Competing interests: The authors have declared that no competing interests exist.

Introduction

The distribution of word usage across different speaker groups is not even. Some groups may talk about certain topics more than others or use different words to talk about the same topics. This leads to certain words being used more by some types of speakers than others. For example, the word children is more likely to be said by women than men [1]. Therefore each word has a unique social distribution in which it is encountered, or–in the words of Bakhtin–“[e]ach word tastes of the context and contexts in which it has lived its socially charged life” [2](p.293). Recent results suggest that speakers and listeners are sensitive to the differing social distributions of individual words. For example, in speech perception, words are accessed faster when produced in experience-congruent voices [3, 4], and in speech production, these words are more likely to be produced with experience-congruent phonetic variants [5, 6].

Such findings have been used to argue for exemplar accounts of language and memory, in which cognitive representations of words consist of accumulated distributions of past experiences (exemplars) of the word, complete with acoustic and contextual detail [7–10]. In such models, a person’s mental representation of the word bead, for example, would be a distribution of remembered exemplars of previously experienced “bead” utterances. Speech production involves selecting an exemplar from this distribution, or the average of many exemplars, to emulate [10], and speech perception involves matching the incoming signal to existing exemplars based on acoustic and contextual similarity [11]. Such models are supported by specificity effects. For example, German et al. [12] found that North American participants trained on the speech of a Glaswegian speaker were best at producing Glaswegian variants in the particular words used at training (see also [13–15], and others). This is difficult to explain without arguing that the representations of the specific words heard in the Glaswegian accent were individually affected by the training experience.

In a similar way, results showing listener and speaker sensitivity to word distributions can also be explained by word-specific, phonetically-detailed memories. If a listener has encountered a word most often from older speakers, then hearing that word in an older voice should facilitate lexical access due to a phonetic match between the voice of the stimuli and the voices that dominate the word’s cognitive representation. Such an account can predict congruency effects between word experience and stimulus voice, as shown in Walker and Hay [3]. Similarly, in production, a word used more often by older speakers will be stored with a higher proportion of ‘older’ productions, and thus be more likely to be produced with a variant that is associated with older speakers, as shown by Hay & Foulkes [5].

Exemplar models contrast with models that posit that words are represented by abstract, phonological entries [16]. For example, in terms of pronunciation, a person’s mental representation of the word bead would be /b/ + /i/ + /d/. Speech production involves articulating these phonemes in order, and speech perception involves normalizing or filtering variation in the signal to arrive at the correct phonological parse.
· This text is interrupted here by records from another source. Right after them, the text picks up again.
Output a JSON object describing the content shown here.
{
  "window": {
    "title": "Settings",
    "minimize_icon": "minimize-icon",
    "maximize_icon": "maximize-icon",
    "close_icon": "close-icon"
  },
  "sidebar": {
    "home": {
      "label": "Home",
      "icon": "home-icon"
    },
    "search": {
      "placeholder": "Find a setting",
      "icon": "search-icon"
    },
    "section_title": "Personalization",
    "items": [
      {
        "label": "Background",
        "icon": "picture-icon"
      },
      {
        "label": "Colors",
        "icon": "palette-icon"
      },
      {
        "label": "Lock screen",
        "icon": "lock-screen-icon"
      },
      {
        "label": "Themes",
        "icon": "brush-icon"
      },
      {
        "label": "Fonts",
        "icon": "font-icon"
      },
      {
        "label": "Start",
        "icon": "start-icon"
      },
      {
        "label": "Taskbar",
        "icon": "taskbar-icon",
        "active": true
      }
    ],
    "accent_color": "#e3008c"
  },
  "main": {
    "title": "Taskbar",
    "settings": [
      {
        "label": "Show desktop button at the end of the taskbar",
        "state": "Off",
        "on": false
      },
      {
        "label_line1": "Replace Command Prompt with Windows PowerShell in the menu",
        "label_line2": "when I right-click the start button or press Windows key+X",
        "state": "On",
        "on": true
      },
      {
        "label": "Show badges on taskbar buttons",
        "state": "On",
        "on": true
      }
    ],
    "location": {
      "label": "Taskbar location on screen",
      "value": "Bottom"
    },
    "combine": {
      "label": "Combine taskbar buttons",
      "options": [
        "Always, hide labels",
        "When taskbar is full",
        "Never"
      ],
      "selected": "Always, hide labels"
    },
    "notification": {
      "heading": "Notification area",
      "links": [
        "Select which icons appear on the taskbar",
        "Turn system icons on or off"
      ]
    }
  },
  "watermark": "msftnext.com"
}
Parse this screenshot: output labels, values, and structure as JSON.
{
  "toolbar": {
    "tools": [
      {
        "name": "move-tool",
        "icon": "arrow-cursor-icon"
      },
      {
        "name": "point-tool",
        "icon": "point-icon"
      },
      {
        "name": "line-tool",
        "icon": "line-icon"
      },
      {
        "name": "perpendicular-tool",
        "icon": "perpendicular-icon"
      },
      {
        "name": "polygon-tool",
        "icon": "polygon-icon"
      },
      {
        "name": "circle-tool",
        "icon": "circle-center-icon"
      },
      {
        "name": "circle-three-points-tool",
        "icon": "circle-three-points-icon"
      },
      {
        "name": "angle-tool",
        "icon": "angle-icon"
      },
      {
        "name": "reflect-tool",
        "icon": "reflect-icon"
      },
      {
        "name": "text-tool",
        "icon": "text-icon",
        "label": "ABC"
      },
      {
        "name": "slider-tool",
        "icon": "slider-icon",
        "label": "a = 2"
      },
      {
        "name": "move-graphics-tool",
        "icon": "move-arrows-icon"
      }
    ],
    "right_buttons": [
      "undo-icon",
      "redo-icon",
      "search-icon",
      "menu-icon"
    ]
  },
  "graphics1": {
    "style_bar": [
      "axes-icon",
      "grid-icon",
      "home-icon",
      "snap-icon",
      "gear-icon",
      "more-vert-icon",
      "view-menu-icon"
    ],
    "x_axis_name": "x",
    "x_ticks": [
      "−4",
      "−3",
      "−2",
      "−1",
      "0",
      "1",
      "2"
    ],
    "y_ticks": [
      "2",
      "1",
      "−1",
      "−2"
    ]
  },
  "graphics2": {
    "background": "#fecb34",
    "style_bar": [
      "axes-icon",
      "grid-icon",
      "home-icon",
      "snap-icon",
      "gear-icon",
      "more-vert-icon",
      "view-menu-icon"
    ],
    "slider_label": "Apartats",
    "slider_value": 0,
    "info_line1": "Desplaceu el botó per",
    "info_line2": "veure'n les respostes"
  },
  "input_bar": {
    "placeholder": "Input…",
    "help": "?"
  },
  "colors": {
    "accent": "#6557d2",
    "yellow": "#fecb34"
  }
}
Such models are supported by generalization effects, where someone applies learning or associations beyond what they have directly experienced. For example, in the previously mentioned German et al. [12] paper, while participants produce Glaswegian variants most often with words they had directly experienced in the Glaswegian accent, they critically also showed generalization to words not used in training. Such generalization has been found to occur across allophonic boundaries [17, 18], across speakers [19], and across features [20, 21].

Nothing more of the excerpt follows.